Les USA avaient envisagé de quitter le traité à la suite d’une interdiction du gouvernement russe, d’autoriser un vol le 14 avril 2014. Plus de 1 500 vols ont été effectués en vertu du traité, et le retrait de ce mécanisme est un coup dur pour la sécurité de l’Europe.selon le Département d'état, cette décision pourrait être reconsidérée si la Russie revient au plein respect du Traité. 

PHOTO : avion TU-154M LK - 1 au-dessus du territoire américain
Ministry of Defence of the Russian Federation 

20 mai 2020

Le Sénégal a réceptionné ses premiers avions d’entrainement coréens KT-1.




Le Sénégal a pris livraison de ses deux premiers appareils biplaces de formation KT-1S construit par la société Korea Aerospace Industries (KAI). En 2016, le pays d’Afrique de l’ouest a passé une commande de quatre appareils d’entrainement.Les deux appareils ont été livres le 3 avril selon la firme sud-coréenne pour pouvoir participer à la fête nationale sénégalaise. Les deux derniers appareils seront livrés avant le mois d’octobre 2020. Il est à noter qu’il s’agit de la première exportation de matériel militaire de la Corée en Afrique.
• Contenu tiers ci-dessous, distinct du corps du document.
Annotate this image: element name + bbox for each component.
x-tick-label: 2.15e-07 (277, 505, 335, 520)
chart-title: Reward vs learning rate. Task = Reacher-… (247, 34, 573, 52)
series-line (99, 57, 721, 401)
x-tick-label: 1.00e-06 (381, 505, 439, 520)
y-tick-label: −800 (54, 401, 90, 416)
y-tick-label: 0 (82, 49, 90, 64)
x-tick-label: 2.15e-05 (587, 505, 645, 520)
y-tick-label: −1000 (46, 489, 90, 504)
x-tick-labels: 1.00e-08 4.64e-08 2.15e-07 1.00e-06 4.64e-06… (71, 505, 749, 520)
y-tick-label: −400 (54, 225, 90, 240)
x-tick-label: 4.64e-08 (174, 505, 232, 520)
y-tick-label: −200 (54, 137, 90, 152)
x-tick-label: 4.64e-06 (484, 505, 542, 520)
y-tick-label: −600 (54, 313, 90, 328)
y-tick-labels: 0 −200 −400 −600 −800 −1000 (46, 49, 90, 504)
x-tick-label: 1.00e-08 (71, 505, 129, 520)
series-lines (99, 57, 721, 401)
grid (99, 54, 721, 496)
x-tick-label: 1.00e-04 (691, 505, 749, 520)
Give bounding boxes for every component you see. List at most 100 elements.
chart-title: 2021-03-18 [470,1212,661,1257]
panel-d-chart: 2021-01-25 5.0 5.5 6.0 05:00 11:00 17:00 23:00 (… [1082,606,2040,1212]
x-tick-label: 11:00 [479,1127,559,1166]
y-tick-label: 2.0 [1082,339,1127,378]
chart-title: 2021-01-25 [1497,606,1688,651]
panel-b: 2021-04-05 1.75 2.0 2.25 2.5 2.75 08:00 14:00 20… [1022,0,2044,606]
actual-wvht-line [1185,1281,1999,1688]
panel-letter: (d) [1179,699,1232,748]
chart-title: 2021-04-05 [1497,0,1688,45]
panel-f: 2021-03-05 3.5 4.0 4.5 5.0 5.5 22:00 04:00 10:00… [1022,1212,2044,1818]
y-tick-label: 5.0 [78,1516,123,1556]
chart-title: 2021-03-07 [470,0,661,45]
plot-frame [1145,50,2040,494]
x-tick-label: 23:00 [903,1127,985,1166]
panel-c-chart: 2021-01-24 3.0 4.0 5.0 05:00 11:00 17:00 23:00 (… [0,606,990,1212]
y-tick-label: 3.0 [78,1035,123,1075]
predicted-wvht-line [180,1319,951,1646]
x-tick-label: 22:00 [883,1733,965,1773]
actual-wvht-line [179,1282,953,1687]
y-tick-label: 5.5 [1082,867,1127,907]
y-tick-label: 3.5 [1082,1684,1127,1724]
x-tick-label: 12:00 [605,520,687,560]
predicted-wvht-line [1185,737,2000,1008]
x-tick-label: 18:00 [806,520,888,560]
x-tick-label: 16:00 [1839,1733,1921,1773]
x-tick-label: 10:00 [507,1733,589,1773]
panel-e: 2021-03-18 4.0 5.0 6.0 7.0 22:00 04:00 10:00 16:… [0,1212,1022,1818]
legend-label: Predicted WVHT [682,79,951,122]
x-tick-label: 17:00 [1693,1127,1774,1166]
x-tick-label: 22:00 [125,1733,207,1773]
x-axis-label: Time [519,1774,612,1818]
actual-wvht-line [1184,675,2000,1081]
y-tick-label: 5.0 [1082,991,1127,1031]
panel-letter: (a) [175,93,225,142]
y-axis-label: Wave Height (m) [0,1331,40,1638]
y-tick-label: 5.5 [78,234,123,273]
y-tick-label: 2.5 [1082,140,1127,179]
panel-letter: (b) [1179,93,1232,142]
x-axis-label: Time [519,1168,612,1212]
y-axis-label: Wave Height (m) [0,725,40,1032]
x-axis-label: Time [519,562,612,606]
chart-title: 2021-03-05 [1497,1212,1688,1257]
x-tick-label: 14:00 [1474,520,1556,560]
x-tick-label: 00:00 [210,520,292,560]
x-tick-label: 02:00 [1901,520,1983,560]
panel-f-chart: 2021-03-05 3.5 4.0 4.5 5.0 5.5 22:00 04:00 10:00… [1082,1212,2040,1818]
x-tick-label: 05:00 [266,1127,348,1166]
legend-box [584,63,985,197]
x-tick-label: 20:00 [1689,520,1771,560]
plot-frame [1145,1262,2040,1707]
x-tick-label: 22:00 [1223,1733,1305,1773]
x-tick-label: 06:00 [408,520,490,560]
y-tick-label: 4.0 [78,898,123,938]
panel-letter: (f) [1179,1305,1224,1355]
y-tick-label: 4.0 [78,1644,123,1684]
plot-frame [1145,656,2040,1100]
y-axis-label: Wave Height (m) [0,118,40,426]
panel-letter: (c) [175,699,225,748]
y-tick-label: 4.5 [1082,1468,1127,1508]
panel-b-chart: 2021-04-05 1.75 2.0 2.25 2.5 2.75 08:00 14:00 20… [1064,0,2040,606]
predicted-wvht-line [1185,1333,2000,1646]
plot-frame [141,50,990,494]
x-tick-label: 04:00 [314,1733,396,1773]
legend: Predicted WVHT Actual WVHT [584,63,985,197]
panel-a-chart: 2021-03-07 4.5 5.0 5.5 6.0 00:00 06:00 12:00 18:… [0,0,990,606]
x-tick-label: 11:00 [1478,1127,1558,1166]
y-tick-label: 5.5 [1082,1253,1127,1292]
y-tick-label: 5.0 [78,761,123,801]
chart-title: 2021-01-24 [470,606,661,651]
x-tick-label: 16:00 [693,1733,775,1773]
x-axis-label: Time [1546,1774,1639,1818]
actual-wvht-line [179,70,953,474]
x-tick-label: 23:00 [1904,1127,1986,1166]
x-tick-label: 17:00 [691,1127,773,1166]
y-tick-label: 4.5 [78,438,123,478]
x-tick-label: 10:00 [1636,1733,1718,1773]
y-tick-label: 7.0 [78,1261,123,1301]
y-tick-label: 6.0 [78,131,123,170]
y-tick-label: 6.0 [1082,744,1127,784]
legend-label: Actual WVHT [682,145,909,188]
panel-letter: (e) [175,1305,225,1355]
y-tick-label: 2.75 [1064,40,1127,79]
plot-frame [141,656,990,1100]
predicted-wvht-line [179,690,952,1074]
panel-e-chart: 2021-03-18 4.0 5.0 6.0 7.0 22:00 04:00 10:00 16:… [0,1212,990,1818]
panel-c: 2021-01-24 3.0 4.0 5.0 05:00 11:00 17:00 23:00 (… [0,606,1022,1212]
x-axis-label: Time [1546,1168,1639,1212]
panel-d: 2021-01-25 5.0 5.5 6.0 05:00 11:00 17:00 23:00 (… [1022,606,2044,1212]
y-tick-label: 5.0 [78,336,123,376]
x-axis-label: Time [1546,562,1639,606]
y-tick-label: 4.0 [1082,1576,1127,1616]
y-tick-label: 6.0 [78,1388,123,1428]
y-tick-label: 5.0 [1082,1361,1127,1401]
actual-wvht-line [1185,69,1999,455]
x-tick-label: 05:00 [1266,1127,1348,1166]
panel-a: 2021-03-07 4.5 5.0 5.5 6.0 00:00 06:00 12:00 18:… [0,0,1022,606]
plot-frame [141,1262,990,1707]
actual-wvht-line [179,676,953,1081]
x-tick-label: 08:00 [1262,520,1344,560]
Le KT-1 est équipé du turbopropulseur  PT6A-62 de Pratt & Whitney Canada développant 950 ch et offrant une vitesse de pointe de 648 km/h. La formation des pilotes et mécaniciens a été conduite en Corée. Le KT-1 est un avion de formation mais peut être configuré pour des missions d'attaque légère et désigné KA-1. Sous cette forme, il est équipé de nacelles, de bombes, de roquettes et de missiles Sidewinder AIM-9.

Le Sénégal est engagé depuis plusieurs années dans la reconstruction de son Armée de l’air. Le nouveau chef d’état-major général des armées, le général Birane Diop en est d’ailleurs membre. En 2018, le Sénégal avait commandé quatre avions L-39NG auprès de la république Tchèque. Ceux-ci seront équipés de missiles Sidewinder AIM-9L pour une capacité air-air et disposeront de cinq points d’emport pour de l’armement. En 2014, la France avait fait don de avions d’entrainement quatre Epsilon au Sénégal puis deux autres en mai 2019.

Au-delà de ses appareils d’entrainement et d’appui au sol, l’armée de l’air dispose de d’un Casa 235 et d’un Fokker F-27. Un Casa 212 assure les missions de surveillance maritime. Pour remplacer certains appareils anciens, un Casa CN-235 et un NC-212i sont en commande.